Fetal Pediatr Pathol. 2018 Feb;37(1):7-14. doi: 10.1080/15513815.2017.1379042. Epub 2018 Jan 16.
Lymphomatoid granulomatosis is a EBV-driven lymphoproliferative disorder that has been reported in association with immunodeficiency, but only exceptionally in patients with hematopoietic malignancy.
A 14-year-old boy with trisomy-21 and a history of B-lymphoblastic leukemia/lymphoma (B-ALL) diagnosed 1.5 years prior, on maintenance chemotherapy, presented with fever and respiratory symptoms. Chest X-ray revealed right-lower-lobe consolidation. He was treated for pneumonia but continued to be febrile with worsening respiratory status, with development of additional pulmonary and liver nodules. No infectious etiology was identified. Following nondiagnostic lung and liver biopsies, the largest pulmonary mass was resected. The histopathologic findings were diagnostic of lymphomatoid granulomatosis. There was no residual B-ALL. The patient's status continued to deteriorate and he died shortly thereafter.

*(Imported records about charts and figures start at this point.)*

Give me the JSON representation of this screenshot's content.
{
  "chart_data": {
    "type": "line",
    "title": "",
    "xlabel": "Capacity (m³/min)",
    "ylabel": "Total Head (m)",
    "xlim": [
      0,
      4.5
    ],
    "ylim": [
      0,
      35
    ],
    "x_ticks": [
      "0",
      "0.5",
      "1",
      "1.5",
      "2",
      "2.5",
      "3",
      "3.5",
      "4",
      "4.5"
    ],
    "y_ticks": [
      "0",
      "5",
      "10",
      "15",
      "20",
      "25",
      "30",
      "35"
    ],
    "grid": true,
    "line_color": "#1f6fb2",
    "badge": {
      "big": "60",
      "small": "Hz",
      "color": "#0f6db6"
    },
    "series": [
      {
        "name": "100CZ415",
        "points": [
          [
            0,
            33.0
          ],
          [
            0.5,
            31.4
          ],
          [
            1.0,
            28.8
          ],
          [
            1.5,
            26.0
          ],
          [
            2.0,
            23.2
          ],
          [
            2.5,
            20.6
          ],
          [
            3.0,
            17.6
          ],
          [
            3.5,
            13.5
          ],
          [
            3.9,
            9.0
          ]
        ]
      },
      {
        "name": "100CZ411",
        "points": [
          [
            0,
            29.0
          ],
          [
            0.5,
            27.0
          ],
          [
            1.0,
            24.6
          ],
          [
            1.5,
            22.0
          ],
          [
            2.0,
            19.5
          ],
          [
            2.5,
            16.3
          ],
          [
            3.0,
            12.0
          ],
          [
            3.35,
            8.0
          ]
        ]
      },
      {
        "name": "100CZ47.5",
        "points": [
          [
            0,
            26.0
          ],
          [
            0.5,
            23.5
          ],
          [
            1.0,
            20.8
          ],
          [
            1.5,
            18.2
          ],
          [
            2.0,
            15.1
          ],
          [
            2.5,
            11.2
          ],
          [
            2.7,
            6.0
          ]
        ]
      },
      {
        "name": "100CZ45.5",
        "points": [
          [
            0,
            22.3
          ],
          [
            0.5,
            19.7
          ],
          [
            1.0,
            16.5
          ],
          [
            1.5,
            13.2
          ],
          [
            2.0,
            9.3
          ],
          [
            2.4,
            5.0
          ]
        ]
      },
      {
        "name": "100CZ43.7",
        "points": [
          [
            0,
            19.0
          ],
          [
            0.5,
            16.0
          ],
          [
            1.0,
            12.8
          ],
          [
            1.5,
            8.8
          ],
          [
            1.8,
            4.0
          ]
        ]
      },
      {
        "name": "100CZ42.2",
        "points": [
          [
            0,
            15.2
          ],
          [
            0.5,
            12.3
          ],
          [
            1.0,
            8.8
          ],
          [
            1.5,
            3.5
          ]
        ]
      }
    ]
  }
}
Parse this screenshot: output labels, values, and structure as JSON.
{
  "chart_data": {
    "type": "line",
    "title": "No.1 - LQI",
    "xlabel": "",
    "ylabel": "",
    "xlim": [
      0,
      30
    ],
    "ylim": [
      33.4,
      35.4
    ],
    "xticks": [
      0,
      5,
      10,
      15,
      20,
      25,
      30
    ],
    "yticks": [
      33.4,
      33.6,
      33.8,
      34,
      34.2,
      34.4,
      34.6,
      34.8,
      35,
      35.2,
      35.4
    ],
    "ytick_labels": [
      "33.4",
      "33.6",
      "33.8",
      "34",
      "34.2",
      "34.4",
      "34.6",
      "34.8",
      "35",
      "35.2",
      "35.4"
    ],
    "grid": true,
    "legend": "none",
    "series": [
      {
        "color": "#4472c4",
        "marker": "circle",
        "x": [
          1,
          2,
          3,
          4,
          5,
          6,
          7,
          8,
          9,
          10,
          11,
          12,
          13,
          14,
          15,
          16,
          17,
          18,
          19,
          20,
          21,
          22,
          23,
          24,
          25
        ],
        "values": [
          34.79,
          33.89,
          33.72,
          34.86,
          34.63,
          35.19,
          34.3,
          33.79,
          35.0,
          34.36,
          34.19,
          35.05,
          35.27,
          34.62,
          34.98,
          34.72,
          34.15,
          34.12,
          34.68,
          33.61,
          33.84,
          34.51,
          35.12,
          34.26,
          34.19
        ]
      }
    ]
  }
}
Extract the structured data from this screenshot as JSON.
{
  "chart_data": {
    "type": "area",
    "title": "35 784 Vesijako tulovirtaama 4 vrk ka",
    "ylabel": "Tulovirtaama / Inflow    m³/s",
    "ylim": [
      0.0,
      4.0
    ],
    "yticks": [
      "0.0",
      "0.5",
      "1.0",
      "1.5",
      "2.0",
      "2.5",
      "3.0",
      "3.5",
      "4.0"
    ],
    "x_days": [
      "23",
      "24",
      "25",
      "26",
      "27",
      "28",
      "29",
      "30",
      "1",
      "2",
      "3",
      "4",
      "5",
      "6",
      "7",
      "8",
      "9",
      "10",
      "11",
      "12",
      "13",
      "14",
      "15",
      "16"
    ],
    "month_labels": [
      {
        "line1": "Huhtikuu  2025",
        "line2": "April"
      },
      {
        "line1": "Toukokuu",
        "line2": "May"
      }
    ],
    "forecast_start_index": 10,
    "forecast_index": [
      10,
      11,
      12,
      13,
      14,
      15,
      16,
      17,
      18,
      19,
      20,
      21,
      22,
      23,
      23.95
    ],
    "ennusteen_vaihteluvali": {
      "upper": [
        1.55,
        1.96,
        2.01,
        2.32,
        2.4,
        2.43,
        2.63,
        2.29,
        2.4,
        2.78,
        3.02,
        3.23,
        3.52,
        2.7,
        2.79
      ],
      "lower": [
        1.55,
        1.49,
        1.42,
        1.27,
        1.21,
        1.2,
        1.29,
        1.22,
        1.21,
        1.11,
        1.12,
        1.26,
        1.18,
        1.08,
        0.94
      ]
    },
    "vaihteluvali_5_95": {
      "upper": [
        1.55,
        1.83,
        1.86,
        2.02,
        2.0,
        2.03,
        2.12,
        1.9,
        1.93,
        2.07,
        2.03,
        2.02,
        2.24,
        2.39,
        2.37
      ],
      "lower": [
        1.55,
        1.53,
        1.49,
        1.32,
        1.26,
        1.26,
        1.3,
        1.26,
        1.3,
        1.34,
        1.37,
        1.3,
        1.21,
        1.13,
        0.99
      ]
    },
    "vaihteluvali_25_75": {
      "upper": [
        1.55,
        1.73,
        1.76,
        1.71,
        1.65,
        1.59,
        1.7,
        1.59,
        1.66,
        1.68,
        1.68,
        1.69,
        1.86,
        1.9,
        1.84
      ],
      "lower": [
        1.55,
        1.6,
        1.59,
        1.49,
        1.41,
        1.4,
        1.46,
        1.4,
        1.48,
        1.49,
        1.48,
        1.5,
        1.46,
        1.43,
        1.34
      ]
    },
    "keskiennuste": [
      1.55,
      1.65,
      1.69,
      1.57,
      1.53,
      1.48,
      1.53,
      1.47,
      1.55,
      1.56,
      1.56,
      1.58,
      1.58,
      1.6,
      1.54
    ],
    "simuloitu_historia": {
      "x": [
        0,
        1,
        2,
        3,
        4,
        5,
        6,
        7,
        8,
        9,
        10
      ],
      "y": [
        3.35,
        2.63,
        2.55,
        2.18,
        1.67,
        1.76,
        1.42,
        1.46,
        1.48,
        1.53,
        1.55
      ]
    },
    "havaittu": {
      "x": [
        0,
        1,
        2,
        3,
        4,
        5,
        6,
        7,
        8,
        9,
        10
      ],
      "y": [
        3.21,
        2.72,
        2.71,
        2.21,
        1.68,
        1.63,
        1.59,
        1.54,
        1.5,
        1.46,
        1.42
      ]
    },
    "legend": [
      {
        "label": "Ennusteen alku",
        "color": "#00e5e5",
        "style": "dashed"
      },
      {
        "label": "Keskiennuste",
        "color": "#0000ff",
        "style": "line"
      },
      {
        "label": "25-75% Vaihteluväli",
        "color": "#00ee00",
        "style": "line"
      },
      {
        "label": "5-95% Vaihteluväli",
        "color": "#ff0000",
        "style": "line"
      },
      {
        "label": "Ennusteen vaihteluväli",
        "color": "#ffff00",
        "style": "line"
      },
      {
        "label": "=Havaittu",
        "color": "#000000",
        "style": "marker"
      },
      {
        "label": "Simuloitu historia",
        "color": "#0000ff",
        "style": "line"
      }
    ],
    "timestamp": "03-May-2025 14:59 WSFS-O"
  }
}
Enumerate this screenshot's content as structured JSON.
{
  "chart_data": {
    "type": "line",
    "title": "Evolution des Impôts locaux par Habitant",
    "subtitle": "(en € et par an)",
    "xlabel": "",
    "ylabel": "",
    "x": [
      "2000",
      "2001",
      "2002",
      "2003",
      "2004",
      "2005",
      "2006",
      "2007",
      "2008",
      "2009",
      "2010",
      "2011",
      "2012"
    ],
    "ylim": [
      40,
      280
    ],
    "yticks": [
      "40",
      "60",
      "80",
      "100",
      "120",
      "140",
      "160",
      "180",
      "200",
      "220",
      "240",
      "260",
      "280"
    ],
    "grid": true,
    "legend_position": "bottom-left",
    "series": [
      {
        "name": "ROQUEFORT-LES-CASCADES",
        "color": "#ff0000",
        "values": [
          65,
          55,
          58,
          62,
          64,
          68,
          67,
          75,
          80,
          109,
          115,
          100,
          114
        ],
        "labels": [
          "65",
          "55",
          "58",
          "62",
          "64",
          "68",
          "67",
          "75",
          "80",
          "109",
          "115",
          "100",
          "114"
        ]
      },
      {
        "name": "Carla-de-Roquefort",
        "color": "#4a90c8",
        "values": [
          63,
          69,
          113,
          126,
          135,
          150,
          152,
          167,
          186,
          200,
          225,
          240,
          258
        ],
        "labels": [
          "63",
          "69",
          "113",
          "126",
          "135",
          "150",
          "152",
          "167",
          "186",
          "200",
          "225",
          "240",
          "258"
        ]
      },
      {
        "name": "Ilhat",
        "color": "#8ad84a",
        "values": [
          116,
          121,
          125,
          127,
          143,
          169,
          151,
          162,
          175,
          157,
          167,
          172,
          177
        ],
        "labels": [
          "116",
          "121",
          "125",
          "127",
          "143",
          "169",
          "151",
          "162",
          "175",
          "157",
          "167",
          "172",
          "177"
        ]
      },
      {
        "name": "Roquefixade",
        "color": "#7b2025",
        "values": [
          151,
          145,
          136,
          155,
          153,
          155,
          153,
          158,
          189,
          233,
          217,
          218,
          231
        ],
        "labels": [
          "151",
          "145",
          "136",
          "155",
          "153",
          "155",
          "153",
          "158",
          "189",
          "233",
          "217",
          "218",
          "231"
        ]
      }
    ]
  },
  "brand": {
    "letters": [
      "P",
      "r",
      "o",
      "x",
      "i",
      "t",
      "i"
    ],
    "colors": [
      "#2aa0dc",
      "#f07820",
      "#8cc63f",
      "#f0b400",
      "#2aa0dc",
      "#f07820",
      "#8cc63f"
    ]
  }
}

Relative immunosuppression due to maintenance therapy for B-ALL can lead to lymphomatoid granulomatosis.
淋巴瘤样肉芽肿病是一种由EB病毒驱动的淋巴增殖性疾病,已报道其与免疫缺陷有关,但仅在造血系统恶性肿瘤患者中罕见。
一名14岁男孩,患有21三体综合征,1.5年前诊断为B淋巴细胞母细胞白血病/淋巴瘤(B-ALL),正在接受维持化疗,出现发热和呼吸道症状。胸部X线显示右下叶实变。他接受了肺炎治疗,但仍持续发热,呼吸状况恶化,出现了更多肺部和肝脏结节。未发现感染病因。在肺和肝脏活检未明确诊断后,切除了最大的肺部肿块。组织病理学检查结果诊断为淋巴瘤样肉芽肿病。没有残留的B-ALL。患者的病情继续恶化,此后不久死亡。
B-ALL维持治疗导致的相对免疫抑制可引发淋巴瘤样肉芽肿病。